En quelque phrases, il synthétise le projet fou qui fut le sien dans son enfance : " Car, si je comptais sur la reconnaissance des hommes pour m'assurer l'immortalité, c'était l'acte d'écrire le livre qui me faisait naître. En un sens, je poursuivais tout simplement le but insensé d'être ma propre cause. "
On voit comment l'étude de la philosophie prolonge les rêveries de l'enfance : " Je fus sauvé parce que j'avais la tête épique. On ne se change pas : à peine eus-je quitté Pardaillan pour Pascal, que Pascal devint Pardaillan. Et la plume une épée. "
Dans ce passage capital, Sartre explique la conception mallarméenne de l'existence qui fut la sienne : tout n'existe que pour aboutir à un livre : " Je concevais la création comme un acte solennel et solitaire, accompli dans le silence qui me consolait à point nommé d'être cette nullité inlassable. Tout servait, voilà l'idée. Elle me tint longtemps, comme on verra et, à 22 ans, amoureux transi, j'écrivis sur un carnet (je reconstitue de mémoire) que les peines d'amour étaient exigées par un beau livre futur et que la perfide - qui tombait dans l'oubli - ignorait qu'elle n'était que le moyen choisi par le beau livre pour se faire écrire par moi. En un mot je vivais ma vie par un bout et je la sentais par l'autre bout, à partir de la mort, du triomphe. "

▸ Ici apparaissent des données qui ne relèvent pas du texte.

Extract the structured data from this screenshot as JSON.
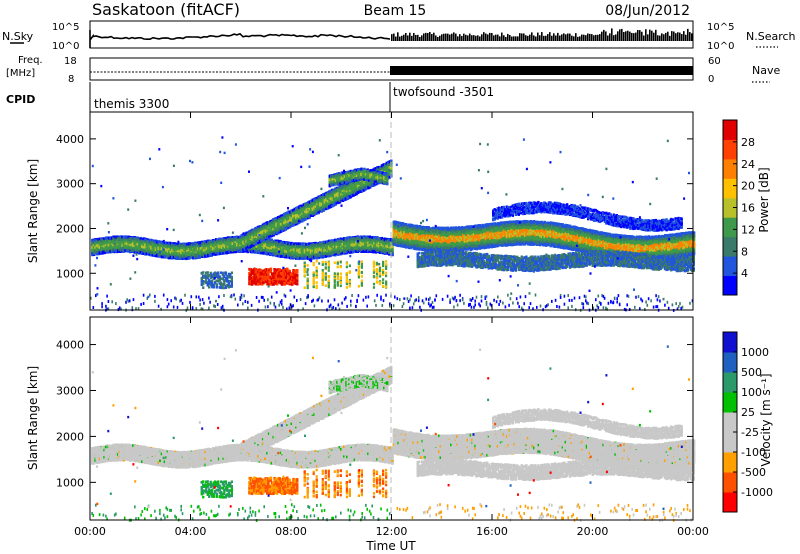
{
  "header": {
    "radar": "Saskatoon (fitACF)",
    "beam": "Beam 15",
    "date": "08/Jun/2012"
  },
  "top_panels": {
    "nsky_label": "N.Sky",
    "nsearch_label": "N.Search",
    "left_ticks": [
      "10^5",
      "10^0"
    ],
    "right_ticks": [
      "10^5",
      "10^0"
    ],
    "freq_label": "Freq.",
    "freq_unit": "[MHz]",
    "freq_ticks": [
      "18",
      "8"
    ],
    "nave_label": "Nave",
    "nave_ticks": [
      "60",
      "0"
    ],
    "cpid_label": "CPID",
    "cpid_segments": [
      "themis 3300",
      "twofsound -3501"
    ]
  },
  "colors": {
    "power_scale": [
      "#0000ff",
      "#2255dd",
      "#3a7a6a",
      "#3e9a4a",
      "#b8c02a",
      "#ffc000",
      "#ff8000",
      "#ff4000",
      "#e00000"
    ],
    "velocity_scale": [
      "#ff0000",
      "#ff5000",
      "#ffa000",
      "#c8c8c8",
      "#c8c8c8",
      "#00c000",
      "#2a9a6a",
      "#2060c0",
      "#1010d0"
    ]
  },
  "chart_data": [
    {
      "type": "heatmap",
      "title": "Power",
      "ylabel": "Slant Range [km]",
      "xlabel": "Time UT",
      "ylim": [
        180,
        4600
      ],
      "yticks": [
        "1000",
        "2000",
        "3000",
        "4000"
      ],
      "xticks": [
        "00:00",
        "04:00",
        "08:00",
        "12:00",
        "16:00",
        "20:00",
        "00:00"
      ],
      "colorbar_label": "Power [dB]",
      "colorbar_ticks": [
        "4",
        "8",
        "12",
        "16",
        "20",
        "24",
        "28"
      ],
      "features": [
        {
          "range_km": [
            1400,
            1800
          ],
          "time_h": [
            0,
            12
          ],
          "level_db": 12
        },
        {
          "range_km": [
            1600,
            3400
          ],
          "time_h": [
            6,
            12
          ],
          "level_db": 14
        },
        {
          "range_km": [
            700,
            1100
          ],
          "time_h": [
            6.5,
            8
          ],
          "level_db": 26
        },
        {
          "range_km": [
            1500,
            2100
          ],
          "time_h": [
            12,
            24
          ],
          "level_db": 18
        }
      ]
    },
    {
      "type": "heatmap",
      "title": "Velocity",
      "ylabel": "Slant Range [km]",
      "xlabel": "Time UT",
      "ylim": [
        180,
        4600
      ],
      "yticks": [
        "1000",
        "2000",
        "3000",
        "4000"
      ],
      "xticks": [
        "00:00",
        "04:00",
        "08:00",
        "12:00",
        "16:00",
        "20:00",
        "00:00"
      ],
      "colorbar_label": "Velocity [m s⁻¹]",
      "colorbar_ticks": [
        "1000",
        "500",
        "100",
        "25",
        "-25",
        "-100",
        "-500",
        "-1000"
      ],
      "features": [
        {
          "range_km": [
            1400,
            1800
          ],
          "time_h": [
            0,
            12
          ],
          "velocity_ms": 0
        },
        {
          "range_km": [
            700,
            1100
          ],
          "time_h": [
            6.5,
            8.5
          ],
          "velocity_ms": -300
        },
        {
          "range_km": [
            700,
            1000
          ],
          "time_h": [
            4.5,
            5.5
          ],
          "velocity_ms": 200
        },
        {
          "range_km": [
            1500,
            2100
          ],
          "time_h": [
            12,
            24
          ],
          "velocity_ms": 0
        }
      ]
    }
  ],
  "xaxis_title": "Time UT"
}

Enfin, cet aveu, avec sa phrase finale qui semble remettre en cause tous les efforts qu'a entrepris l'écrivain pour se détacher de ses conceptions anciennes : " J'ai confondu quarante ans l'écrivain, le saint et le héros. Pour moi, ils n'ont fait qu'un. Je ne suis pas sûr de ne pas les confondre encore. "
Le manuscrit comporte un long passage barré (deux tiers de page) avec la mention autographe : " les barrer. Idées de progrès ". Il contient aussi deux versions différentes d'un même passage : " Je relis ces dernières pages ; je les laisse parce que je ne peux pas mieux faire mais elles m'agacent : trop de pathétique, cela fausse tout. Naturellement c'est ma faute : la légèreté m'a manquée. Mais c'est aussi celle des mots. " Changé en " Je relis ces dernières pages : quelle pesanteur ! C'est certainement ma faute pour l'essentiel. C'est aussi celle des mots : décrire une affection du cœur, c'est lui donner souvent une consistance qu'elle n'a pas ; on prend un nuage, on le presse si fort qu'on en fait une pierre. "
A bien des égards, ces pages exceptionnelles constituent la véritable matrice des Mots.
En effet, lorsque Sartre entreprend son projet autobiographique, ce n'est bien sûr pas dans le but de raconter ses souvenirs. S'il revient sur ses origines familiales, le monde imaginaire qu'il s'est créé dans son enfance, la prise de conscience de sa contingence et sa peur de la mort, c'est pour expliquer pourquoi il est devenu écrivain et finalement démystifier la posture de l'auteur. Le livre est d'ailleurs significativement divisé en deux parties, " Lire " et " Ecrire ". C'est la question centrale du livre, la raison même de son écriture : déterminer l'origine de sa vocation d'écrivain et en dénoncer la vanité. Ces pages, on le voit, plongent au cœur du problème et c'est à ce titre qu'elles peuvent être considérées comme le noyau même du livre.
Sartre, on le sait, a noirci durant son existence des dizaines de milliers de pages. Parmi celles-ci, celles des Mots sont sans doute les plus denses de cette œuvre prolifique.